No entanto, com a modernização da legislação trabalhista, o PPRA foi substituído pelo PGR (Programa de Gerenciamento de Riscos), estabelecido pela Nova NR1. O PGR é uma evolução gigantesca na forma de proteger os trabalhadores, pois ele é muito mais abrangente. Além dos riscos físicos, químicos e biológicos, o PGR obriga as empresas a mapearem e controlarem também os riscos ergonômicos e de acidentes (mecânicos).
E o que aconteceu com a NR9? A NR9 não deixou de existir, mas mudou de função.
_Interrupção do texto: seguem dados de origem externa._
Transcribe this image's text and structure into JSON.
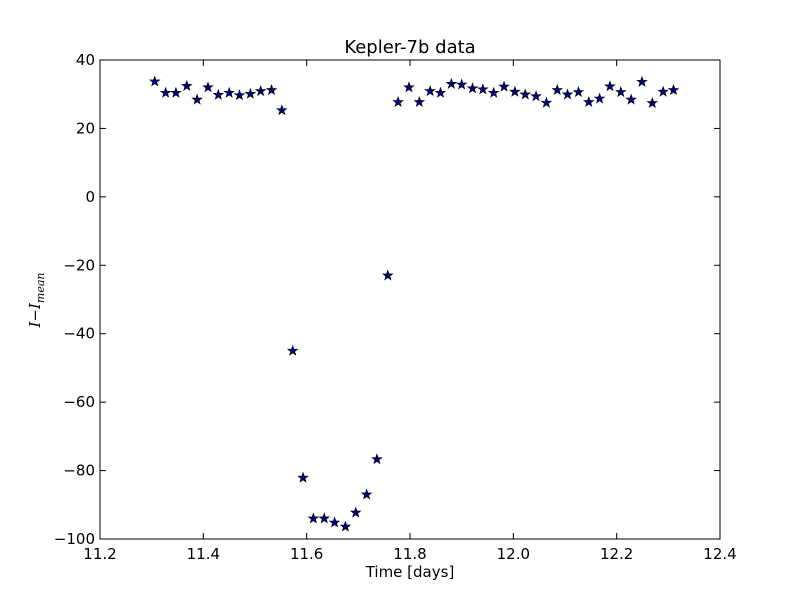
{
  "chart_data": {
    "type": "scatter",
    "title": "Kepler-7b data",
    "xlabel": "Time [days]",
    "ylabel": {
      "main": "I−I",
      "sub": "mean"
    },
    "xlim": [
      11.2,
      12.4
    ],
    "ylim": [
      -100,
      40
    ],
    "xticks": [
      11.2,
      11.4,
      11.6,
      11.8,
      12.0,
      12.2,
      12.4
    ],
    "xtick_labels": [
      "11.2",
      "11.4",
      "11.6",
      "11.8",
      "12.0",
      "12.2",
      "12.4"
    ],
    "yticks": [
      -100,
      -80,
      -60,
      -40,
      -20,
      0,
      20,
      40
    ],
    "ytick_labels": [
      "−100",
      "−80",
      "−60",
      "−40",
      "−20",
      "0",
      "20",
      "40"
    ],
    "grid": false,
    "marker": "star",
    "marker_color": "#00007f",
    "series": [
      {
        "x": [
          11.306,
          11.327,
          11.347,
          11.368,
          11.388,
          11.409,
          11.429,
          11.45,
          11.47,
          11.491,
          11.511,
          11.532,
          11.552,
          11.573,
          11.593,
          11.613,
          11.634,
          11.654,
          11.675,
          11.695,
          11.716,
          11.736,
          11.757,
          11.777,
          11.798,
          11.818,
          11.839,
          11.859,
          11.88,
          11.9,
          11.921,
          11.941,
          11.962,
          11.982,
          12.003,
          12.023,
          12.044,
          12.064,
          12.085,
          12.105,
          12.126,
          12.146,
          12.167,
          12.187,
          12.208,
          12.228,
          12.249,
          12.269,
          12.29,
          12.31
        ],
        "y": [
          33.7,
          30.4,
          30.4,
          32.4,
          28.4,
          32.0,
          29.8,
          30.4,
          29.7,
          30.1,
          30.9,
          31.2,
          25.3,
          -45.0,
          -82.1,
          -94.0,
          -94.0,
          -95.2,
          -96.4,
          -92.3,
          -87.0,
          -76.7,
          -23.0,
          27.7,
          32.0,
          27.7,
          30.9,
          30.4,
          33.0,
          32.8,
          31.7,
          31.4,
          30.4,
          32.2,
          30.7,
          29.9,
          29.4,
          27.5,
          31.2,
          29.9,
          30.6,
          27.7,
          28.7,
          32.3,
          30.6,
          28.4,
          33.6,
          27.4,
          30.7,
          31.2
        ]
      }
    ]
  }
}
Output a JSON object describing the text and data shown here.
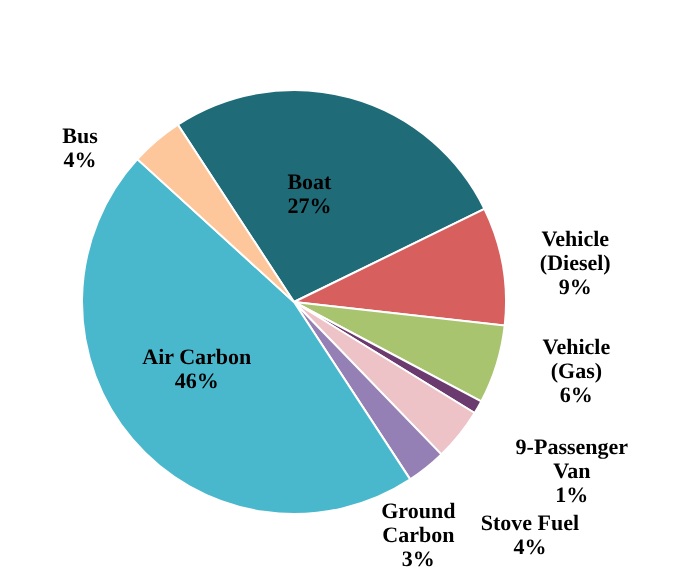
{
  "chart_data": {
    "type": "pie",
    "categories": [
      "Boat",
      "Vehicle (Diesel)",
      "Vehicle (Gas)",
      "9-Passenger Van",
      "Stove Fuel",
      "Ground Carbon",
      "Air Carbon",
      "Bus"
    ],
    "values": [
      27,
      9,
      6,
      1,
      4,
      3,
      46,
      4
    ],
    "value_labels": [
      "27%",
      "9%",
      "6%",
      "1%",
      "4%",
      "3%",
      "46%",
      "4%"
    ],
    "colors": [
      "#1f6b78",
      "#d7605e",
      "#a9c46e",
      "#6b3a6e",
      "#edc3c8",
      "#9480b5",
      "#4ab8cc",
      "#fdc69b"
    ]
  }
}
Agora, ela se chama Avaliação e Controle das Exposições Ocupacionais a Agentes Físicos, Químicos e Biológicos. Ou seja, a NR9 passou a ser um “manual técnico” que dita as regras e metodologias de como medir os riscos (como ruído, calor e poeira) que vão compor o inventário do novo PGR.
Por que atualizar sua Gestão de Riscos com a SET Ocupacional?
A transição de documentos antigos para o novo PGR exige conhecimento técnico profundo e tecnologia. Na SET Ocupacional, nós não apenas “trocamos a capa” do seu documento, nós reestruturamos a segurança da sua empresa:
Inventário de Riscos Realista: Nossa equipe de Engenheiros e Técnicos de Segurança vai a campo para mapear 100% dos perigos do seu ambiente de trabalho, englobando todas as 5 categorias de riscos exigidas pela nova lei.
Plano de Ação (GRO): O PGR não fica na gaveta. Entregamos um cronograma claro e objetivo para que a sua empresa saiba exatamente o que fazer, e quando fazer, para neutralizar os perigos.
Integração Total (e-Social): O PGR é a base para todos os outros programas (como o PCMSO da medicina do trabalho). Através do sistema SOC, garantimos que as informações do seu PGR alimentem o e-Social de forma perfeita, sem erros ou atrasos.
Atualize a segurança da sua empresa e evite multas do e-Social!
Não corra riscos operacionais e financeiros operando com programas de segurança vencidos ou obsoletos. Garanta a conformidade legal da sua empresa com o PGR estruturado por especialistas.
Dúvidas Frequentes (FAQ)
O PPRA ainda tem validade legal?
Não. Desde o início de 2022, com a entrada em vigor da nova NR1, o PPRA perdeu a sua validade como programa de gestão de riscos. Todas as empresas, obrigatoriamente, precisaram migrar para o PGR (Programa de Gerenciamento de Riscos). Ter um PPRA arquivado não isenta a empresa de multas.
Qual é a principal diferença entre o PPRA e o PGR?
O antigo PPRA (NR9) avaliava apenas os riscos ambientais (Físicos, Químicos e Biológicos). O novo PGR (NR1) é muito mais completo e integra o Gerenciamento de Riscos Ocupacionais (GRO), exigindo também o mapeamento e controle dos riscos Ergonômicos (NR17) e de Acidentes/Mecânicos.
Quais empresas precisam elaborar o PGR?
O PGR é obrigatório para todas as empresas e instituições que admitam trabalhadores como empregados (regime CLT). Existem regras de flexibilização apenas para MEIs, Microempresas (ME) e Empresas de Pequeno Porte (EPP) de graus de risco 1 e 2, desde que não apresentem riscos ocupacionais comprovados após avaliação técnica preliminar.
A construtora principal é responsável pelas empresas terceirizadas na obra?
O PGR não tem uma validade com data de vencimento fixa como os documentos antigos, pois é um programa de melhoria contínua. No entanto, o seu Inventário de Riscos Ocupacionais deve ser revisto, no mínimo, a cada dois anos, ou sempre que houver mudanças no ambiente de trabalho (como a compra de novas máquinas, mudanças de layout ou introdução de novos processos).